XXX. O Recorrente não especifica quais os pontos da matéria de facto que considera incorrectamente julgados pelo douto Tribunal a quo, nem indica qual a resposta que se imporia relativamente aos quesitos da Base Instrutória que alegadamente queria impugnar, nomeadamente os quesitos 20º e 21º.
XXXI. O Recorrente não especifica quais os meios probatórios, constantes dos autos, que impunham, sobre esses pontos da matéria de facto, decisão diversa da recorrida.
XXXII. Impunha-se ao Recorrente o ónus de indicar as passagens da gravação da prova em que se funda o alegado erro na apreciação da prova.
XXXIII. Outra não poderá ser a decisão do Tribunal ad quem senão a de rejeitar o presente recurso, por violação do disposto no artigo 599.º do CPC.
XXXIV. Não resulta da prova testemunhal produzida em sede de repetição do julgamento nem da prova documental junta aos autos nada que pudesse levar à concretização de quantos e quais os dias o Recorrente trabalhou efectivamente para as Recorridas, pelo que as respostas aos quesitos 20º e 21º nunca poderiam ter sido outras.
XXXV. A resposta aos quesitos 20º e 21º não merece, salvo devido respeito, qualquer censura por banda desse Venerando Tribunal.
XXXVI. Segundo o princípio da livre apreciação das provas, consagrado no artigo 558º, nº 1 do CPC, o tribunal aprecia livremente as provas, sem qualquer grau de hierarquização, nem preocupação quanto à natureza de qualquer delas, e fixa a matéria de facto em sintonia com a convicção que tenha firmado acerca de cada facto controvertido.
XXXVII. É jurisprudência uniforme que o princípio da livre apreciação das provas, ou do julgamento livre, não pode ser subvertido pela garantia do duplo grau de jurisdição, nem pode significar a desvalorização da sentença de 1ª instância, que passaria a ser uma espécie de “ensaio” do verdadeiro julgamento a efectuar pelo Tribunal de Segunda Instância.
XXXVIII. Na formação da convicção do julgador entram, necessariamente, elementos que não podem ser transpostos para a gravação da prova, e factores que não são racionalmente demonstráveis, de tal modo que a função do Tribunal de Segunda Instância deverá circunscrever-se a apurar da razoabilidade da convicção probatória do Tribunal a quo face aos elementos que lhe são apresentados.

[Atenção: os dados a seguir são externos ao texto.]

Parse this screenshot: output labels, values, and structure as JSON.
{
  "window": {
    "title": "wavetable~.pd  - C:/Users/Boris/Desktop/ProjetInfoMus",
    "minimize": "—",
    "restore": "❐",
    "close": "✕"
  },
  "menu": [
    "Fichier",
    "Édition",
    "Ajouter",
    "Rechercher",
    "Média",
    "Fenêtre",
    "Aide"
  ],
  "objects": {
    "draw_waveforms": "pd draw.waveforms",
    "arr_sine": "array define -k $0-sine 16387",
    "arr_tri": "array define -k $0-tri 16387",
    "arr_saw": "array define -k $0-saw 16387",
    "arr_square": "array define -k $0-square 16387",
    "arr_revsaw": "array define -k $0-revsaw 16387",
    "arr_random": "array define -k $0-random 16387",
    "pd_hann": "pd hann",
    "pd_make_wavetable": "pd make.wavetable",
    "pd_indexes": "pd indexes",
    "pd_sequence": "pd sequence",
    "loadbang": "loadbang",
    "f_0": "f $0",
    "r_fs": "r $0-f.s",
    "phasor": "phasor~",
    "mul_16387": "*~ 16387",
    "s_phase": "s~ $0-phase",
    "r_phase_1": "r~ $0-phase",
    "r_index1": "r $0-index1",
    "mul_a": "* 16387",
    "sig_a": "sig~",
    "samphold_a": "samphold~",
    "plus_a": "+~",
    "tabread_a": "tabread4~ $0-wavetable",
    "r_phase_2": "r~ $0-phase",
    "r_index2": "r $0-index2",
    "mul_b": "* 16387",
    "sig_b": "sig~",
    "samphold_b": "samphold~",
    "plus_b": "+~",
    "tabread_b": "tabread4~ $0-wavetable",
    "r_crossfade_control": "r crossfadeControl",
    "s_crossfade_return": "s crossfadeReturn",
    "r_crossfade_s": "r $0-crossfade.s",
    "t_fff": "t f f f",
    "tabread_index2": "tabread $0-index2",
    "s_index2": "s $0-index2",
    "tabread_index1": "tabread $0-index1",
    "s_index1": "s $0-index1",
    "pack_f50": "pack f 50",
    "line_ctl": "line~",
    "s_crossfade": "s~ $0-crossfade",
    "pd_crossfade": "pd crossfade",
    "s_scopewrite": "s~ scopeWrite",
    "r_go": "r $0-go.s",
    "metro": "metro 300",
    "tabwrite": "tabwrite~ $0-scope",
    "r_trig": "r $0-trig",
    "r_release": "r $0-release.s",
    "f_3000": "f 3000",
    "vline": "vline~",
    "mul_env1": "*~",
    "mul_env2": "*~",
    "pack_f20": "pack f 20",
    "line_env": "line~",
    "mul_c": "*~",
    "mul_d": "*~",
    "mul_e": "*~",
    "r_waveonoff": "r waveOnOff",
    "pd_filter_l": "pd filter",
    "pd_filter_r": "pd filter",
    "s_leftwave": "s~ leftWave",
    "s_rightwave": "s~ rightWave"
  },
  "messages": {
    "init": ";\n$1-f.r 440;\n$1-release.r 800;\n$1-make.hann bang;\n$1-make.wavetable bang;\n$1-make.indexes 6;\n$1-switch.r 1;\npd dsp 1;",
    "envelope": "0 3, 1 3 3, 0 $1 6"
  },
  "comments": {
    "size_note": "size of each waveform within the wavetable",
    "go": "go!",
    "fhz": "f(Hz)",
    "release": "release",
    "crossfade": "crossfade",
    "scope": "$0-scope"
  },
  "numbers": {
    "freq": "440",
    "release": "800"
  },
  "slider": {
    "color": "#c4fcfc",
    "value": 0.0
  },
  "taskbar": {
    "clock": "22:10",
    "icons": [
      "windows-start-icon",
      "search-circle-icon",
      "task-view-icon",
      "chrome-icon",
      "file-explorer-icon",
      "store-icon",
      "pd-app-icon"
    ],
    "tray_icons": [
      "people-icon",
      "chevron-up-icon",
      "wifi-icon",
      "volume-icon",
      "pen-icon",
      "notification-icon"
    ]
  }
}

XXXIX. A testemunha no primeiro julgamento não foi confrontada com a concretização do número de dias em que o Autor trabalhou, tendo apenas agora essa questão sido suscitada.

XL. O Tribunal a quo não julgou credível depoimento da testemunha.
XLI. O Tribunal de Segunda Instância não poderá, em face da prova produzida em novo julgamento, procurar uma nova convicção, nem pôr em causa a convicção feita por um julgador em detrimento da convicção de outro, apenas lhe restando apreciar se foi violado qualquer princípio ou regra de direito probatório no caminho que levou à formação da convicção.
XLII. Não existem quaisquer razões que permitam pôr em causa a razoabilidade da convicção do tribunal a quo.
XLIII. A decisão do julgamento da matéria de facto mostra-se, assim, inatacável, inexistindo qualquer fundamento para que a mesma seja alterada nos termos pretendidos pelo Recorrente.
XLIV. O julgador de primeira instância encontra-se muito melhor habilitado a apreciar a prova produzida, maxime a prova testemunhal, pelo que só em situações extremas de irrazoabilidade e desconformidade, perante as regras da experiência comum, poderá o Tribunal ad quem alterar a decisão sobre a matéria de facto, o que não se justifica na decisão impugnada.
XLV. O Recurso a que ora se responde não poderá senão improceder.
Assim, e nestes termos, sempre com o mui douto suprimento de V. Exas., deverá o Recurso a que ora se responde ser julgado improcedente, assim se fazendo a costumada JUSTIÇA!”
*
Cumpre decidir.
***
II – Os Factos
A sentença deu por provados os seguintes factos:
­ Entre 29 de Março de 1997 e 21 de Julho de 2003, o Autor esteve ao serviço da 1.ª Ré (B), prestando funções de “guarda de segurança”, enquanto trabalhador não residente. (A)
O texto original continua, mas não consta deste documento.